激情を抑えない俺様御曹司に、最愛を注がれ身ごもりました



 日中は半袖でも過ごせるけれど、朝晩は羽織が必要になってきた。

 一年の中でもこのくらいの時期が過ごしやすくて一番好きだ。一年中こんな陽気ならいいのにと思う。


「いかがですか?」


 秋らしいべっ甲をメインにしたハンドネイル。
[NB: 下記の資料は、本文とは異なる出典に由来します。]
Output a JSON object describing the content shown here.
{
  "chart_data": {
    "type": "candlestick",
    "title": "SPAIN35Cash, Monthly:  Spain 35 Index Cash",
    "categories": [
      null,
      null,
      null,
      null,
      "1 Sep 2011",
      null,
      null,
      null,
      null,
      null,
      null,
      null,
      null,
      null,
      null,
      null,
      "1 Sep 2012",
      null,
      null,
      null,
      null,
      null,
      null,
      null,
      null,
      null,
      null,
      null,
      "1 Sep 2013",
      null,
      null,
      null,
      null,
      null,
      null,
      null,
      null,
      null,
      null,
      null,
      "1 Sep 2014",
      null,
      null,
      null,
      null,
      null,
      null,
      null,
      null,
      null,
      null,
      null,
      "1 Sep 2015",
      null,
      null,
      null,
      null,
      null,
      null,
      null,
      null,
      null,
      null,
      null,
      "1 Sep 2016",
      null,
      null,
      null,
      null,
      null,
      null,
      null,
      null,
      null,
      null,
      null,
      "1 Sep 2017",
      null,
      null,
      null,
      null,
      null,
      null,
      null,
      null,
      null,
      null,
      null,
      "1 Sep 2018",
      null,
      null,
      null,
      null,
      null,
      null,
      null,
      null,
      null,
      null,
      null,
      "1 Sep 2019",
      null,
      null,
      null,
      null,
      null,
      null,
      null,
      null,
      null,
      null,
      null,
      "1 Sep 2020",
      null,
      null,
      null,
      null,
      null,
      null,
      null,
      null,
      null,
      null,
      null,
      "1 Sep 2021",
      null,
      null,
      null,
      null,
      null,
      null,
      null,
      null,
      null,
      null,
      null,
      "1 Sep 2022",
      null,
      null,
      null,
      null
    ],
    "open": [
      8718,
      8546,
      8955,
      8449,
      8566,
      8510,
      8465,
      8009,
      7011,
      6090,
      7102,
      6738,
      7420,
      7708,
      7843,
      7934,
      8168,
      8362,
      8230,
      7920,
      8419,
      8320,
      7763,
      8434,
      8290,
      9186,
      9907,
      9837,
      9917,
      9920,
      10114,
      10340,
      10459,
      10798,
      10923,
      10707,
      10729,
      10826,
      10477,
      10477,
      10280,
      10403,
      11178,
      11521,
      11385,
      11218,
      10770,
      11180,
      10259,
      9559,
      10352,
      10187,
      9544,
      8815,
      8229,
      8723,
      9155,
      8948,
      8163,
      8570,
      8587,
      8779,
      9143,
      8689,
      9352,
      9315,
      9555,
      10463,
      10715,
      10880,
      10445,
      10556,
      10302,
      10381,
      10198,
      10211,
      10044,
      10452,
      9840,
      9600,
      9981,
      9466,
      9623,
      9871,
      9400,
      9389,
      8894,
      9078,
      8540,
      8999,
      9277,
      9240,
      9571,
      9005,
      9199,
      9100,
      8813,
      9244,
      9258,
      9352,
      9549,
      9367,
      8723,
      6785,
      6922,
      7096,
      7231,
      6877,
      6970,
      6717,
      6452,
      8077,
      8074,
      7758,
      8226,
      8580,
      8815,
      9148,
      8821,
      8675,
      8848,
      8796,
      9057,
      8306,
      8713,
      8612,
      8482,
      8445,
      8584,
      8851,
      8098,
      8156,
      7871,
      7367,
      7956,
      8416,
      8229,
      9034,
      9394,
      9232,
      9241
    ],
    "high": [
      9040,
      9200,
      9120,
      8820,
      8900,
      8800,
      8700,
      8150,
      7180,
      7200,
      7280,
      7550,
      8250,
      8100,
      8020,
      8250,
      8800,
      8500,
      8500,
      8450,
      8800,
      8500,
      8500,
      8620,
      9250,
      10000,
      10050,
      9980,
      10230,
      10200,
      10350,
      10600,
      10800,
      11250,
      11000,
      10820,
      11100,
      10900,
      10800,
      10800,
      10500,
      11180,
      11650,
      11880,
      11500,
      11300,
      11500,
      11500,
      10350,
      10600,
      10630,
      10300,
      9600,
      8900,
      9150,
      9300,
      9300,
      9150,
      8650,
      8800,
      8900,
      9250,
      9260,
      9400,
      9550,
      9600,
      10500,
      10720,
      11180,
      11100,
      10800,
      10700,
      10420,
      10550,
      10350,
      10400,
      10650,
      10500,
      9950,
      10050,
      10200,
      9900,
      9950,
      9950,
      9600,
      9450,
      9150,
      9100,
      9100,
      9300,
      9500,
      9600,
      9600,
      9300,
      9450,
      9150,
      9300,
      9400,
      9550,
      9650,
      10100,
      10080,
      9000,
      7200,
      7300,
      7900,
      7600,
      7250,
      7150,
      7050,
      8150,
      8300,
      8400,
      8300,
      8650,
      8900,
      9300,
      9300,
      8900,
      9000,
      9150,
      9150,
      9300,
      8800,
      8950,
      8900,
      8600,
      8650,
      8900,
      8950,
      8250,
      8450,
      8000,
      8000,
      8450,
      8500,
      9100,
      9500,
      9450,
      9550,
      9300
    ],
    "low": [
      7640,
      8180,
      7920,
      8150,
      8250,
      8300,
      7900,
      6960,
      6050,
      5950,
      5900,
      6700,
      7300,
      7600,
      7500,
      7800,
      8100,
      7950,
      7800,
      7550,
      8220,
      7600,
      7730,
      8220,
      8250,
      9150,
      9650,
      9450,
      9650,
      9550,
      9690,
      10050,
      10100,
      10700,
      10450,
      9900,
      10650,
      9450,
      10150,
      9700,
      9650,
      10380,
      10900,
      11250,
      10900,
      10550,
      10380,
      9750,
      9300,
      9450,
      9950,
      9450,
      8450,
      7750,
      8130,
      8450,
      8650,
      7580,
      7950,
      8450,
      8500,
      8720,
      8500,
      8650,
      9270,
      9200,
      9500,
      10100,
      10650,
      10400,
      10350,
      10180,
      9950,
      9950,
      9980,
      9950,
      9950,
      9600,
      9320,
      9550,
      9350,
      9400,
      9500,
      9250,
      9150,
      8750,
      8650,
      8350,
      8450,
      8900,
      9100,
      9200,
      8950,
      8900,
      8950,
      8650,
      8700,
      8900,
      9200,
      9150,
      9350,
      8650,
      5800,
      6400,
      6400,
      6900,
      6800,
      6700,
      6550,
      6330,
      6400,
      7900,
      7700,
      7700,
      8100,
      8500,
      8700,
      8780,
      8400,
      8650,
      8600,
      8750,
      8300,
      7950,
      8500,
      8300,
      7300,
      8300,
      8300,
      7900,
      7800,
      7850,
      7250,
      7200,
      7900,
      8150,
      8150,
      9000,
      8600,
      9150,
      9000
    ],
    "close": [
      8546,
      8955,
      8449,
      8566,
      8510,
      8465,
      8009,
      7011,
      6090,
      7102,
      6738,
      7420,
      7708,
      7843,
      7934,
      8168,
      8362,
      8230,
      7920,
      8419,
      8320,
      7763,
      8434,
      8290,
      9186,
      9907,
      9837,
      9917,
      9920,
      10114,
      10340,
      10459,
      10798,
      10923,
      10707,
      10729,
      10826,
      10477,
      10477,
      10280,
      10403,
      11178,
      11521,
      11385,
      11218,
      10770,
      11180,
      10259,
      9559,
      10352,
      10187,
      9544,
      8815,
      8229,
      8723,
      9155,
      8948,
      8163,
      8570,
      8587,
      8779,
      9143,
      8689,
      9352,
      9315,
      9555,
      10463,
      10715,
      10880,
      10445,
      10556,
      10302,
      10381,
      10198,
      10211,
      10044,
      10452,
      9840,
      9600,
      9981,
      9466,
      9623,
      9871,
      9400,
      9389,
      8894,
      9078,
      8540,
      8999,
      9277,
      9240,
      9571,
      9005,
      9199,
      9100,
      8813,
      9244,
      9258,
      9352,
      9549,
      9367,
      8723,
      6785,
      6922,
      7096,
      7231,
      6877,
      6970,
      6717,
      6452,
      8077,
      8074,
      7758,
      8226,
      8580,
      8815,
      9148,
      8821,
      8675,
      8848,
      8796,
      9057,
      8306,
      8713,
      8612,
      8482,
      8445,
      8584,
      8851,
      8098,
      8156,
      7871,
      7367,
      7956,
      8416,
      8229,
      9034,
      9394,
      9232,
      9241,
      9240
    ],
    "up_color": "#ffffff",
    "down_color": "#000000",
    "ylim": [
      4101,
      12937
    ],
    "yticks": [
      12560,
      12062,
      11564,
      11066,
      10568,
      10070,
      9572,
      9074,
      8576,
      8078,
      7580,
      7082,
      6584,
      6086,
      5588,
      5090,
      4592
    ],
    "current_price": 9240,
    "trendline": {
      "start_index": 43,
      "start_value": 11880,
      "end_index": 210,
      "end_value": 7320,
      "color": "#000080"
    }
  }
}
べっ甲の指とボルドーをべた塗りした指には、ゴールドのスタッズでワンポイントを飾る。


「うん、イメージ通りです」

「ここのボルドーのところ、スタッズのそばにブリオン置きますか? こんな感じで」

「ああ、いいわね! お願いします」


 以前、潤子伯母さんの紹介でうちに通い始めてくださった理美さんは、潤子伯母さんの長年の友人。

 実乃梨が幼稚園のときに知り合ったママ友だという。


「最近、潤子ちゃんに会う? 来てる? お店」

「あ……最近は、しばらくご来店ないです」


 早ければ三週間、一カ月間隔で今まで来店してくれている潤子伯母さんが、ここ二か月ほど予約の連絡を入れてこない。

 透哉さんと実乃梨と三人で会っているのを目撃してしまってから、なんとなく後ろめたい感じがしてこちらから連絡できないでいる。

 透哉さんの子を身ごもっているのだ。

 潤子伯母さんにとって私は縁を切るに値する存在になってしまったのだから。